London will host the 2013 Triathlon World Championship grand final, the International Triathlon Union (ITU) announced on Thursday.

The 25th edition of the most prestigious triathlon event on the calendar will take place at Hyde Park, the venue for the 2012 Olympic Games triathlon competitions. The 2013 grand final will mark the 20th anniversary of the only other time Great Britain has hosted the Triathlon World Championships, with Manchester having hosted the 1993 Championship.

The 2013 event will also comprise the World Championships in the junior and under-23 categories as well as the Paratriathlon, which will make its debut at the 2016 Paralympic Games in Rio de Janeiro. “It’s always very special to come back to an Olympic Games venue so we are thrilled to return to London for the ITU World Championship Grand Final in 2013,” said ITU president Marisol Casado said. “We are confident London will set a new standard for ITU’s premier event.”

At its 24th annual Congress, the ITU also confirmed the dates and host cities for the 2012 ITU Triathlon World Championship Series. The eight-city global series will span four continents and include a stop in triathlon’s birthplace in San Diego, USA. San Diego will be the second stop of the series after the Championship gets under way on April 14-15 in Sydney, Australia. Madrid in Spain, Kitzbuhel in Austria, the German city of Hamburg, Lausanne in Switzerland and the Japanese city of Yokohama will stage further events before the grand final takes place on October 20-22 in Auckland, New Zealand.

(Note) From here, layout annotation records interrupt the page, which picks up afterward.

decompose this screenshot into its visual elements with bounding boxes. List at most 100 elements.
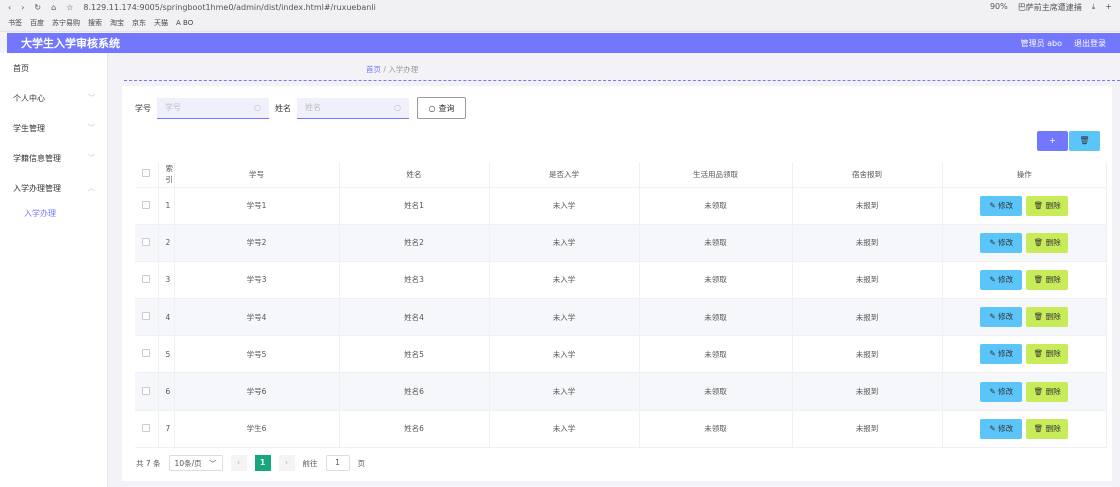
cell-name: 姓名5 bbox=[339, 335, 490, 374]
table-row: 7 学生6 姓名6 未入学 未领取 未报到 ✎ 修改 🗑 删除 bbox=[135, 410, 1107, 448]
row-checkbox[interactable] bbox=[142, 200, 151, 209]
delete-label: 删除 bbox=[1045, 237, 1061, 247]
search-icon: ○ bbox=[394, 103, 401, 112]
row-checkbox[interactable] bbox=[142, 312, 151, 321]
goto-page-input[interactable]: 1 bbox=[325, 455, 350, 471]
delete-button[interactable]: 🗑 删除 bbox=[1026, 381, 1069, 402]
bookmark[interactable]: A BO bbox=[176, 19, 193, 27]
delete-button[interactable]: 🗑 删除 bbox=[1026, 232, 1069, 253]
cell-name: 姓名6 bbox=[339, 410, 490, 448]
back-icon[interactable]: ‹ bbox=[8, 3, 11, 12]
search-icon: ○ bbox=[428, 103, 436, 113]
forward-icon[interactable]: › bbox=[21, 3, 24, 12]
edit-button[interactable]: ✎ 修改 bbox=[980, 232, 1023, 253]
delete-button[interactable]: 🗑 删除 bbox=[1026, 269, 1069, 290]
name-input[interactable]: 姓名 ○ bbox=[297, 97, 409, 119]
cell-dorm: 未报到 bbox=[792, 224, 943, 262]
bookmark[interactable]: 淘宝 bbox=[110, 18, 124, 28]
bookmark[interactable]: 书签 bbox=[8, 18, 22, 28]
page-1-button[interactable]: 1 bbox=[254, 455, 271, 471]
browser-toolbar: ‹ › ↻ ⌂ ☆ 8.129.11.174:9005/springboot1hme0/… bbox=[0, 0, 1120, 14]
sidebar-item-profile[interactable]: 个人中心 ﹀ bbox=[0, 83, 107, 113]
search-hint[interactable]: 巴萨前主席遭逮捕 bbox=[1018, 2, 1082, 13]
cell-dorm: 未报到 bbox=[792, 372, 943, 411]
batch-delete-button[interactable]: 🗑 bbox=[1069, 131, 1100, 151]
col-enrolled: 是否入学 bbox=[489, 162, 640, 188]
edit-icon: ✎ bbox=[989, 274, 996, 284]
trash-icon: 🗑 bbox=[1033, 237, 1044, 247]
row-checkbox[interactable] bbox=[142, 423, 151, 432]
edit-button[interactable]: ✎ 修改 bbox=[980, 344, 1023, 365]
goto-label: 前往 bbox=[302, 458, 318, 468]
row-checkbox[interactable] bbox=[142, 386, 151, 395]
bookmark[interactable]: 苏宁易购 bbox=[52, 18, 80, 28]
sidebar-item-label: 首页 bbox=[13, 63, 29, 73]
delete-button[interactable]: 🗑 删除 bbox=[1026, 307, 1069, 328]
bookmark[interactable]: 京东 bbox=[132, 18, 146, 28]
bookmark[interactable]: 百度 bbox=[30, 18, 44, 28]
breadcrumb-home[interactable]: 首页 bbox=[366, 65, 381, 74]
edit-button[interactable]: ✎ 修改 bbox=[980, 307, 1023, 328]
edit-label: 修改 bbox=[998, 200, 1014, 210]
home-icon[interactable]: ⌂ bbox=[51, 3, 56, 12]
reload-icon[interactable]: ↻ bbox=[34, 3, 41, 12]
enrollment-table: 索引 学号 姓名 是否入学 生活用品领取 宿舍报到 操作 1 学号1 姓名1 未入学未… bbox=[135, 162, 1107, 448]
row-checkbox[interactable] bbox=[142, 237, 151, 246]
new-tab-icon[interactable]: + bbox=[1105, 2, 1112, 13]
delete-button[interactable]: 🗑 删除 bbox=[1026, 195, 1069, 216]
bookmark[interactable]: 搜索 bbox=[88, 18, 102, 28]
sidebar-subitem-enrollment[interactable]: 入学办理 bbox=[0, 203, 107, 223]
edit-icon: ✎ bbox=[989, 349, 996, 359]
edit-button[interactable]: ✎ 修改 bbox=[980, 195, 1023, 216]
sidebar-item-students[interactable]: 学生管理 ﹀ bbox=[0, 113, 107, 143]
add-button[interactable]: + bbox=[1037, 131, 1068, 151]
user-label: 管理员 abo bbox=[1020, 38, 1062, 48]
page-unit-label: 页 bbox=[357, 458, 366, 468]
col-student-id: 学号 bbox=[174, 162, 340, 188]
row-checkbox[interactable] bbox=[142, 349, 151, 358]
delete-button[interactable]: 🗑 删除 bbox=[1026, 418, 1069, 439]
cell-supplies: 未领取 bbox=[639, 224, 793, 262]
edit-button[interactable]: ✎ 修改 bbox=[980, 418, 1023, 439]
select-all-checkbox[interactable] bbox=[142, 169, 151, 178]
table-row: 1 学号1 姓名1 未入学 未领取 未报到 ✎ 修改 🗑 删除 bbox=[135, 187, 1107, 225]
delete-button[interactable]: 🗑 删除 bbox=[1026, 344, 1069, 365]
edit-label: 修改 bbox=[998, 274, 1014, 284]
sidebar-item-enrollment[interactable]: 入学办理管理 ︿ bbox=[0, 173, 107, 203]
edit-button[interactable]: ✎ 修改 bbox=[980, 381, 1023, 402]
student-id-input[interactable]: 学号 ○ bbox=[157, 97, 269, 119]
total-count: 共 7 条 bbox=[136, 458, 161, 468]
edit-button[interactable]: ✎ 修改 bbox=[980, 269, 1023, 290]
cell-supplies: 未领取 bbox=[639, 410, 793, 448]
download-icon[interactable]: ⤓ bbox=[1092, 2, 1096, 13]
page-size-select[interactable]: 10条/页 ﹀ bbox=[168, 455, 223, 471]
star-icon[interactable]: ☆ bbox=[66, 3, 73, 12]
cell-student-id: 学生6 bbox=[174, 410, 340, 448]
cell-enrolled: 未入学 bbox=[489, 187, 640, 225]
row-checkbox[interactable] bbox=[142, 274, 151, 283]
next-page-button[interactable]: › bbox=[278, 455, 295, 471]
table-header: 索引 学号 姓名 是否入学 生活用品领取 宿舍报到 操作 bbox=[135, 162, 1107, 188]
cell-name: 姓名6 bbox=[339, 372, 490, 411]
sidebar-item-label: 学籍信息管理 bbox=[13, 153, 61, 163]
pagination: 共 7 条 10条/页 ﹀ ‹ 1 › 前往 1 页 bbox=[136, 455, 365, 471]
logout-link[interactable]: 退出登录 bbox=[1074, 38, 1106, 49]
cell-dorm: 未报到 bbox=[792, 187, 943, 225]
zoom-level[interactable]: 90% bbox=[990, 2, 1008, 13]
delete-label: 删除 bbox=[1045, 274, 1061, 284]
prev-page-button[interactable]: ‹ bbox=[230, 455, 247, 471]
cell-supplies: 未领取 bbox=[639, 261, 793, 300]
edit-label: 修改 bbox=[998, 312, 1014, 322]
col-dorm: 宿舍报到 bbox=[792, 162, 943, 188]
address-bar[interactable]: 8.129.11.174:9005/springboot1hme0/admin/… bbox=[83, 3, 980, 12]
cell-enrolled: 未入学 bbox=[489, 335, 640, 374]
bookmark[interactable]: 天猫 bbox=[154, 18, 168, 28]
query-button[interactable]: ○ 查询 bbox=[417, 97, 466, 119]
table-row: 2 学号2 姓名2 未入学 未领取 未报到 ✎ 修改 🗑 删除 bbox=[135, 224, 1107, 262]
sidebar-item-records[interactable]: 学籍信息管理 ﹀ bbox=[0, 143, 107, 173]
cell-supplies: 未领取 bbox=[639, 372, 793, 411]
search-icon: ○ bbox=[254, 103, 261, 112]
sidebar-item-label: 个人中心 bbox=[13, 93, 45, 103]
sidebar-item-home[interactable]: 首页 bbox=[0, 53, 107, 83]
cell-index: 5 bbox=[158, 335, 175, 374]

ECA aims for drastic cut to international calendar

The European Club Association (ECA) has called for the number of international fixtures to be halved from 2014 and has repeated its call for a greater say in how the game is run.

The current international calendar, which expires in 2014, provides for 12 games a year but the ECA wants this reduced to six. These fixtures would not include games at major tournaments such as the FIFA World Cup and continental competitions, along with pre-tournament friendlies. Manchester United chief executive David Gill, an ECA board member, told reporters after the organisation’s general assembly on Tuesday: “In an ideal world we would be talking about six double dates over a two-year period. This is a reduction but still gives the right balance between the requirements of the national team and what the clubs want.”

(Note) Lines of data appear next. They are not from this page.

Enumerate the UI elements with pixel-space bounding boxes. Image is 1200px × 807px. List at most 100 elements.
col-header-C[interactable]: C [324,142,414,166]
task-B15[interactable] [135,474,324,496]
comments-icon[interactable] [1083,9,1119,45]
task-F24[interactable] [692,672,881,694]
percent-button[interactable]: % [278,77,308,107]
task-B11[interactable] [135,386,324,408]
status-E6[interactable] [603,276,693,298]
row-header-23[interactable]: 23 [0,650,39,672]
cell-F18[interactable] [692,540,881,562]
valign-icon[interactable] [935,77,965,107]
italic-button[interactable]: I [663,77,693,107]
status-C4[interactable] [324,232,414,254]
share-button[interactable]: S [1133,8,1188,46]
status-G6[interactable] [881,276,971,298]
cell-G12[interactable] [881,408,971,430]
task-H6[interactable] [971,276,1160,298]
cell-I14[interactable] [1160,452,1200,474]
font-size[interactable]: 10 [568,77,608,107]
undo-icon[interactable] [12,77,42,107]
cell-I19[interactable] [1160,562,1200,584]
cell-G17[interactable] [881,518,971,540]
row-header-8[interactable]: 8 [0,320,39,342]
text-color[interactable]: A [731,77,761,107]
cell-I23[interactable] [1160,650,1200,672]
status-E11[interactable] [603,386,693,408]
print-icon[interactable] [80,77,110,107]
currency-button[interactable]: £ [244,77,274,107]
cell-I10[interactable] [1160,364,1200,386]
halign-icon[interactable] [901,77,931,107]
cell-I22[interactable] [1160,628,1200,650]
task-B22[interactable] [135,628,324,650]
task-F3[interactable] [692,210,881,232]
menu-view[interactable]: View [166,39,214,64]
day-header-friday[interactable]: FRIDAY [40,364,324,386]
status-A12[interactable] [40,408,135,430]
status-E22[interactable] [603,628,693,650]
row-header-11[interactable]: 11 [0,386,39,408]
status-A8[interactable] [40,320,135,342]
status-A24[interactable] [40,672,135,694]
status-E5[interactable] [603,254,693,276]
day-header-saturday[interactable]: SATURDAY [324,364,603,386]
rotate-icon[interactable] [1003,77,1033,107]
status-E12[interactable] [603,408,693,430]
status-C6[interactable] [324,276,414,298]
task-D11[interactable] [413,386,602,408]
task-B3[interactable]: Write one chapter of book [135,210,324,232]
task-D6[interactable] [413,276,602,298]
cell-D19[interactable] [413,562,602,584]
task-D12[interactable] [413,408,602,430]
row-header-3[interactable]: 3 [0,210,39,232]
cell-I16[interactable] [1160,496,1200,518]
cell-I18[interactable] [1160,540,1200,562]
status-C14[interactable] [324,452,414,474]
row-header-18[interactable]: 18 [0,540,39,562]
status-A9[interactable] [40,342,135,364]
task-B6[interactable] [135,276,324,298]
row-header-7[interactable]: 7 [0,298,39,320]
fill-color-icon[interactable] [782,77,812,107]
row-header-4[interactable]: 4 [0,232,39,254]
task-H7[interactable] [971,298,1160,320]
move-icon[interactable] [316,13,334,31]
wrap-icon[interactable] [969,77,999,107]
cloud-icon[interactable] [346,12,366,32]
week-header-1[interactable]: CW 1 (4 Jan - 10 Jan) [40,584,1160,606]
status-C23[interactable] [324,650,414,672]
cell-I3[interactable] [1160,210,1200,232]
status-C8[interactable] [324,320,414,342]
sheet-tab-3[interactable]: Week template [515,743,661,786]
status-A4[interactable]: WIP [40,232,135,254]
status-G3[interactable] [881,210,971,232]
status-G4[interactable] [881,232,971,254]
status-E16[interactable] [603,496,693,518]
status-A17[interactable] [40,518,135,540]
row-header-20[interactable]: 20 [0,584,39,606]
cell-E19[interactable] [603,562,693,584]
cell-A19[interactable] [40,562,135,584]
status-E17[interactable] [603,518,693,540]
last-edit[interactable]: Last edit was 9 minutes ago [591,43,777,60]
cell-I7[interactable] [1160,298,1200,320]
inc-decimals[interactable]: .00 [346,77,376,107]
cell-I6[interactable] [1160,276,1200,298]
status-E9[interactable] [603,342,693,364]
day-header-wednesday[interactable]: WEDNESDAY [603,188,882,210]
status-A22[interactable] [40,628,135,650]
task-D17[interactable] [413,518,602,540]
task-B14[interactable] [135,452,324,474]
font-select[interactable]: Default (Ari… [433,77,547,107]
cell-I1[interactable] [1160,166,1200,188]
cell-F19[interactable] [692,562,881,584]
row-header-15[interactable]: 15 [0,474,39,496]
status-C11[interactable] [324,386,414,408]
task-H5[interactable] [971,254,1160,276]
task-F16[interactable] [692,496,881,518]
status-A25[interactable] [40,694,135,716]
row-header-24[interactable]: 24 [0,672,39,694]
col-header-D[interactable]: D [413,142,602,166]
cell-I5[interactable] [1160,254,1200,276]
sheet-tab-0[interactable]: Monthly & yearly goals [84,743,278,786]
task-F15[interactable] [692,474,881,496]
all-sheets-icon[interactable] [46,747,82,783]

ECA president, Karl-Heinz Rummenigge, added: “Everything regarding the calendar has been tailored in favour of the national teams; I believe now is the time to re-discover the balance between the interest of the national teams and the clubs.” Along with the international calendar, the ECA’s agenda also included the establishment of an insurance policy for players injured on international duty and “just compensation” to clubs for the release of their players. The themes of good governance, transparency and democracy were also to the fore.

“I believe we are the most important stakeholder in football,” said Rummenigge. “Without our players and employees, who are paid exclusively by the clubs, you cannot run the business. That is something all federations have to recognise. Everybody believes it is time that governing bodies recognise that clubs have to be included in the decision-making process.”

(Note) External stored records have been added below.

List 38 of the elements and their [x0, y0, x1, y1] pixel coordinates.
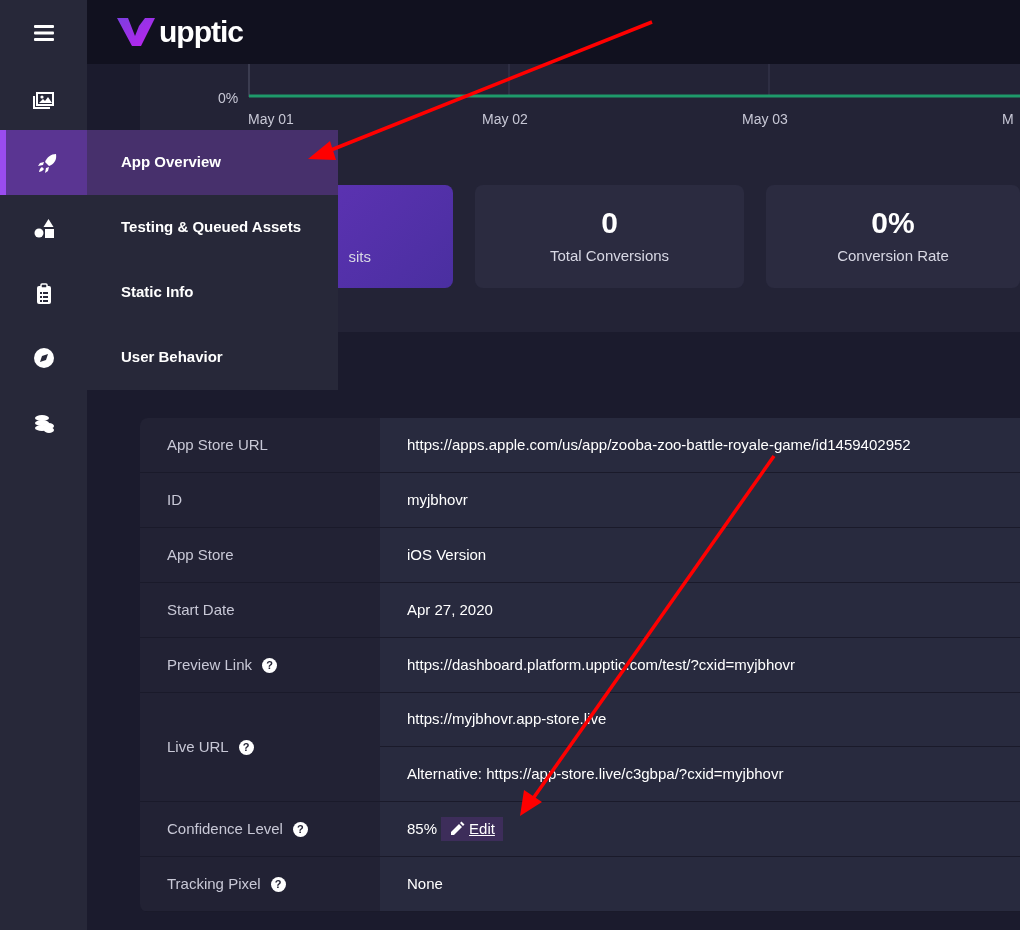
field-label: App Store — [167, 544, 234, 565]
rocket-icon — [35, 151, 58, 174]
shapes-icon — [32, 216, 55, 239]
help-icon[interactable]: ? — [292, 821, 308, 837]
field-value: 85% — [407, 818, 438, 839]
axis-label: 0% — [218, 89, 239, 108]
stat-value: 0% — [871, 205, 915, 239]
stat-label: Total Conversions — [549, 245, 670, 266]
edit-button[interactable]: Edit — [441, 816, 503, 842]
brand-name[interactable]: upptic — [159, 17, 243, 47]
field-value: iOS Version — [407, 544, 487, 565]
menu-item[interactable]: Static Info — [87, 260, 338, 325]
field-value: https://apps.apple.com/us/app/zooba-zoo-battle-royale-game/id1459402952 — [407, 434, 911, 455]
field-value: Apr 27, 2020 — [407, 599, 493, 620]
stat-label: Conversion Rate — [837, 245, 949, 266]
axis-label: May 03 — [742, 110, 788, 129]
help-icon[interactable]: ? — [238, 739, 254, 755]
stat-value: 0 — [601, 205, 618, 239]
menu-item[interactable]: Testing & Queued Assets — [87, 195, 338, 260]
help-icon[interactable]: ? — [262, 657, 278, 673]
field-label: App Store URL — [167, 434, 268, 455]
field-label: Start Date — [167, 599, 235, 620]
help-icon[interactable]: ? — [270, 876, 286, 892]
axis-label: May 02 — [482, 110, 528, 129]
field-value: myjbhovr — [407, 489, 468, 510]
field-label: Tracking Pixel — [167, 873, 261, 894]
menu-item[interactable]: User Behavior — [87, 325, 338, 390]
field-label: Confidence Level — [167, 818, 283, 839]
compass-icon — [32, 346, 55, 369]
field-value: None — [407, 873, 443, 894]
pencil-icon — [449, 821, 466, 837]
field-label: Preview Link — [167, 654, 253, 675]
field-label: Live URL — [167, 736, 229, 757]
logo-icon — [117, 16, 155, 48]
stat-label: sits — [348, 247, 371, 268]
field-label: ID — [167, 489, 182, 510]
axis-label: M — [1002, 110, 1014, 129]
axis-label: May 01 — [248, 110, 294, 129]
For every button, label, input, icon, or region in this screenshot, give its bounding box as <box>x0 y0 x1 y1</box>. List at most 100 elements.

Rummenigge stated he had spoken to both FIFA president Sepp Blatter and UEFA counterpart Michel Platini, adding that he was “not pessimistic” that a deal could be reached. Rummenigge presented a more conciliatory tone on Tuesday after previously calling for a club-led “revolution” against the decision makers in world football, railing against the “daily corruption process at FIFA”.  The ECA was formed in the wake of the disbanding of the G-14 Group in January 2008. It represents 201 clubs across Europe and is fully recognised by FIFA.